Thanks to John Carreyrou’s Pulitzer Prize-winning reporting in The Wall Street Journal, and his new book, Bad Blood: Secrets and Lies in a Silicon Valley Startup, few people haven’t heard of Theranos. Its saga is a cautionary tale about how not to operate—or invest in—startups and a treasure trove of boardroom takeaways.
For those who don’t know, Theranos vowed to revolutionize the blood-testing industry by facilitating hundreds of cost-effective tests from mere drops of blood. The company raised nearly $900 million and famously reached a $9 billion valuation before the U.S. Securities and Exchange Commission and the U.S. Attorneys—both with substantive assists from Carreyrou’s reporting—brought civil and criminal actions, respectively, alleging a massive fraud.

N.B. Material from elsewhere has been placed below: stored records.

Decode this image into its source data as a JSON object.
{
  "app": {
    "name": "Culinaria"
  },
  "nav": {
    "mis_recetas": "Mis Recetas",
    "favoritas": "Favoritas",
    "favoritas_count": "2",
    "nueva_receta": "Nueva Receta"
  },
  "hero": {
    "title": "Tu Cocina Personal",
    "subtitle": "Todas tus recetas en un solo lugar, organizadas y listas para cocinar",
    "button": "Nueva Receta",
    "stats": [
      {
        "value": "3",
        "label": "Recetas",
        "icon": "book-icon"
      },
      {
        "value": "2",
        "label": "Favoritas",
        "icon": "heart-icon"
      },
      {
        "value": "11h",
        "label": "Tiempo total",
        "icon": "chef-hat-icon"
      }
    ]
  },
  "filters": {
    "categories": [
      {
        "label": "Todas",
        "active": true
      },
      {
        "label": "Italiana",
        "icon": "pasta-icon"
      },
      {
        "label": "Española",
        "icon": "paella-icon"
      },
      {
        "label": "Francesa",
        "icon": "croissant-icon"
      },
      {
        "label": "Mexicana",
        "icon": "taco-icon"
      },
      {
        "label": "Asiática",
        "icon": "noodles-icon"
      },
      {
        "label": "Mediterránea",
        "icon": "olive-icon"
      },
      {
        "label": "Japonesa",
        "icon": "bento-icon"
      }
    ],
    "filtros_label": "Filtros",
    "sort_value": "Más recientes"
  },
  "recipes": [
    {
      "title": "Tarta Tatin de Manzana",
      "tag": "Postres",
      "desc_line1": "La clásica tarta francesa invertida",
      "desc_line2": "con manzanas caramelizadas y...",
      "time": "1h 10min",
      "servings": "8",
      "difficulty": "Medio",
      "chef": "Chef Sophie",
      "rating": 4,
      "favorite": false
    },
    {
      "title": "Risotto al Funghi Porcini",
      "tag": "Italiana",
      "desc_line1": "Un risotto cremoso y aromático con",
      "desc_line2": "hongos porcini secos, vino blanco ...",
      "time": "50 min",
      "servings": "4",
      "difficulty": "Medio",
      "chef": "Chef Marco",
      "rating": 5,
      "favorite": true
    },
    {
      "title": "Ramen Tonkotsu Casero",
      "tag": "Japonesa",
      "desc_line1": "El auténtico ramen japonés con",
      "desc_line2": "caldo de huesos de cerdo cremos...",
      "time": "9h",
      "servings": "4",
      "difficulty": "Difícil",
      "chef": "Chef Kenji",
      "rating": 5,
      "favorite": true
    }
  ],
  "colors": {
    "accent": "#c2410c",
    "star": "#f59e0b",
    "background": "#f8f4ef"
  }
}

During the majority of Theranos’ corporate life since 2003, the company boasted board members such as former Secretaries of State Henry Kissinger and George Shultz, former Secretary of Defense Bill Perry, former Senators Sam Nunn and Bill Frist, former Navy Admiral Gary Roughead, former Marine Corps General James Mattis, and CEOs Dick Kovacevich (Wells Fargo) and Riley Bechtel (Bechtel). With a boardroom line-up like that, what could go wrong?
Turns out, everything. Here are some invaluable lessons from what Carreyrou called “one of the most epic failures in corporate governance in the annals of American capitalism.”
Celebrity boards. I’m usually circumspect about nascent companies that have famous, independent board members because it might be a cover-up for business weaknesses. Adam Quinton, adjunct professor at Columbia School of International Public Affairs and Policy, says prospective board members and investors should be particularly cautious of vanity board members “who lack any domain expertise in the area of activity of the company.” This is because they can’t provide value-added oversight. None of Theranos’ directors were experts in clinical pathology or microfluidics. Some observers have mused that its boardroom was better comprised to go to war than oversee a blood-testing company.
Hyper-secretive CEOs. During a recent law firm event, Frank M. Placenti, vice chair of the American Bar Association’s corporate governance committee, remarked that, in his experience, clandestine CEOs are a red flag. Elizabeth Holmes, Theranos’ founder and former CEO, was renowned for personally escorting company visitors from conference rooms to restrooms, and she created operating silos within the company to ensure that certain employees couldn’t interact with others.
Lack of “smart money.” Medical school students often learn early in their studies that “serious diseases have serious symptoms.” Similarly, successful, highly-technical companies often have investors who possess a high degree of relevant expertise. If that’s not the case, there’s often a reason why.
There wasn’t a single, well-known venture-capital firm that specializes in life sciences listed among those who invested $900 million in Theranos. Instead, the Walton family (Walmart), Rupert Murdoch (News Corp.), and the family of U.S. Secretary of Education Betsy DeVos collectively contributed nearly 50 percent of the capital raised.
When in doubt, listen to employees. Legendary Silicon Valley lawyer Boris Feldman once told me that in his experience, employees are almost always good people who want to do the right thing, so boards can head off a lot of problems by meeting quarterly with them in the absence of management to simply listen to them. In the case of Theranos, those meetings might have been transformative for shareholders, despite the fact that the board members lacked expertise in blood testing. As set forth in Bad Blood, dozens of accomplished employees either resigned from Theranos or were terminated for raising ethical or technical concerns.
Whether you’re an investor or prospective director, it pays to just keep it simple. If you come across a company that seems too good to be true, remember Theranos.